An extract from Armies of the Dark Ages 600-1066
by Ian Heath


72.      VIKING STANDARDS

Scandinavian standards were called gunnefanes or ‘war-flags’ (French gonfanons). Asser records a Viking standard captured in 878 to have been called ‘Reafan’ (Raven), and various other sources also record Black Raven standards. For example the 11th century Encomium Emmae records a raven standard of white silk, and Earl Sigurd of Orkney’s standard at Clontarf was so shaped that when the wind caught it it looked like a raven in flight. Saxon sources also record that if the raven fluttered it meant a Viking victory, but if it drooped it meant a defeat. Scandinavian sources, however, do not actually record such standards anywhere, though we can feel sure that they existed, and it is nice to think of Harald Hardrada’s famous ‘Landeythan’ (Landwaster) as carrying a raven device. Certainly other devices were also in use, Olaf Tryggvasson having a white standard with a serpent on it, and it was probably such fanged and winged monsters that were intended by the Annales Fuldensis’ description of Viking standards as ‘signia horibilia’.

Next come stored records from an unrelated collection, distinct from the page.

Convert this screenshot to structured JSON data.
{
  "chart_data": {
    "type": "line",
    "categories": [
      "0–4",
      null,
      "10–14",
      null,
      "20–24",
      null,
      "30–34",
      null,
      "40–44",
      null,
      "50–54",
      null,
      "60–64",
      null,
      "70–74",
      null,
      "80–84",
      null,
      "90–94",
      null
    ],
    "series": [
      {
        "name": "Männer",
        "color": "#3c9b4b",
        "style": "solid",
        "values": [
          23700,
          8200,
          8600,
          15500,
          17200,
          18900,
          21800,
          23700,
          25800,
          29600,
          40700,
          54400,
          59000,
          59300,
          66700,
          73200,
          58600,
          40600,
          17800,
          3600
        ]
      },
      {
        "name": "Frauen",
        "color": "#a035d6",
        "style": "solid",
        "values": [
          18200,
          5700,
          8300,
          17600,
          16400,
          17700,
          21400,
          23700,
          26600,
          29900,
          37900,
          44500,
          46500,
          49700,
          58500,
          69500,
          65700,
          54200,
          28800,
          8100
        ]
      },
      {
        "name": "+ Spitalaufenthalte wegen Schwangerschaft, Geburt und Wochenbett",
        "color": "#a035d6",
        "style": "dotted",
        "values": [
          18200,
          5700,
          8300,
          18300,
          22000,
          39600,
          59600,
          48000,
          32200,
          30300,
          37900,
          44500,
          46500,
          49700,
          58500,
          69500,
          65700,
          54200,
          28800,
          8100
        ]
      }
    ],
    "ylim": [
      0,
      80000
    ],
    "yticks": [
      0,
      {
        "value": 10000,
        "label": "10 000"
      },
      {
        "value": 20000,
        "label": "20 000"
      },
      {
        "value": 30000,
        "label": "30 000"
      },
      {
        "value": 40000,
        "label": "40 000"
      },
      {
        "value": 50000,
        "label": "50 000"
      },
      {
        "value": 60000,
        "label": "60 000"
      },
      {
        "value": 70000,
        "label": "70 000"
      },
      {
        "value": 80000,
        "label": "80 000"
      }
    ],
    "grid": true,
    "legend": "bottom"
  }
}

72a shows the only Norman banner in the Bayeux Tapestry that is not merely a geometric pattern. Bearing in mind the Normans’ Viking ancestry it seems a reasonable assumption that this is a late example of a Black Raven standard.

72b-g are from contemporary Scandinavian art. 72b and c are from Gotland picture stones, 72d is from a 10th century Viking coin from Dublin, 72e from a Norwegian picture stone, 72f from Thorvald’s Cross on the Isle of Man, and 72g from the Oseberg Tapestry. Some portray eagles rather than ravens but they are characteristic of the execution of birds in Viking art.